De uitwerking van narratieve interviews was een tijdrovende klus. Alle gesprekken waren met een dictafoon opgenomen, volledig uitgeschreven en er is vervolgens een analyse gemaakt met behulp van het programma MAXqda. Met dit software programma wordt men in staat gesteld om

interviewverslagen te coderen en te analyseren. Alle geïnterviewden is gevraagd naar hun definitie van mantelzorg, de term ‘betekenis of definitie mantelzorg’ (dit attenderende begrip, wat ook gebruikt is bij het literatuuronderzoek zie 3.6 ) werd omgezet in codes, die vervolgens met enkele klikken met de muis onder elkaar verschenen, waarna de onderzoeker op zoek kon naar

overeenkomsten en verschillen, om zo uiteindelijk zijn analyse in de resultaten (hoofdstuk 4) op te kunnen nemen. Uiteraard zijn bij de uitwerking de andere attenderende begrippen ook gecodeerd en opgezocht in de uitgeschreven interviews.

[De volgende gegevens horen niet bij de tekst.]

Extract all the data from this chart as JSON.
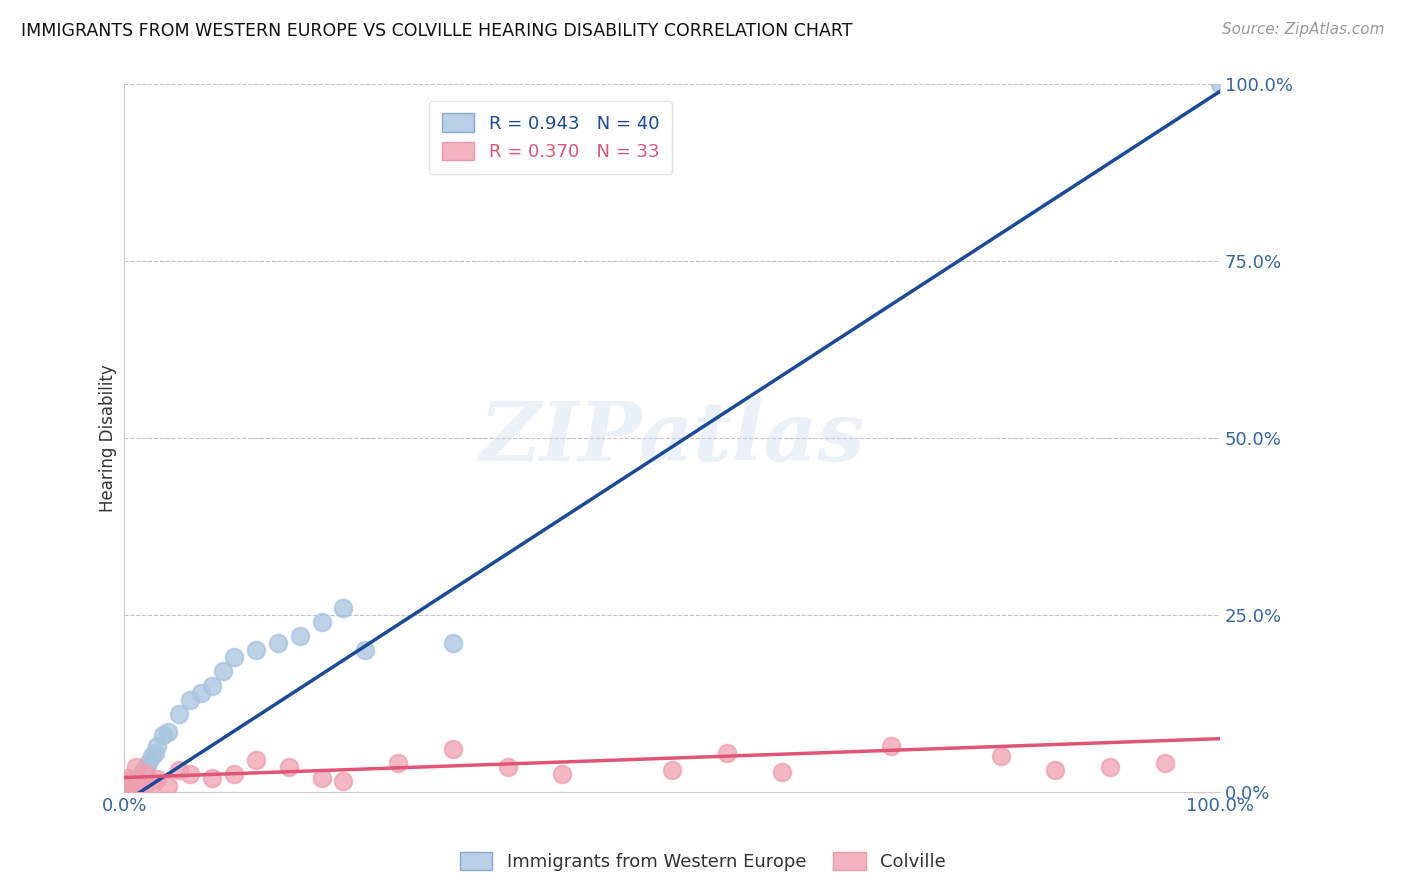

Deze combinatie en fasering van bovengenoemde methodes maakte het onderzoek krachtiger. Als onderzoeker analyseert men niet alleen de data die voortkomen uit de methodes maar reflecteert men daarnaast ook steeds opnieuw op de uitkomsten. Zo kan men tot triple-loop (drieslag)leren komen, waarbij de onderzoeker tevens als normatief professional reflecteert op zijn handelen binnen het onderzoek. De vraag: “In hoeverre kan men objectief zijn als onderzoeker binnen de social work praktijk?”, is zo een reflecterende vraag. De Lange, Schuman en Montesano Montessori (2012) bevestigen deze vraag naar objectiviteit: “Elke onderzoeker begint vanuit een bepaalde visie, met specifieke vragen en doelstellingen, en gestuurd door bepaalde opvattingen, overtuigingen en waarden aan een onderzoek.” (p.24).

De onderzoeker heeft de data van de studiemiddag en de data van de narratieve interviews geanalyseerd. De resultaten leest u in het volgende hoofdstuk.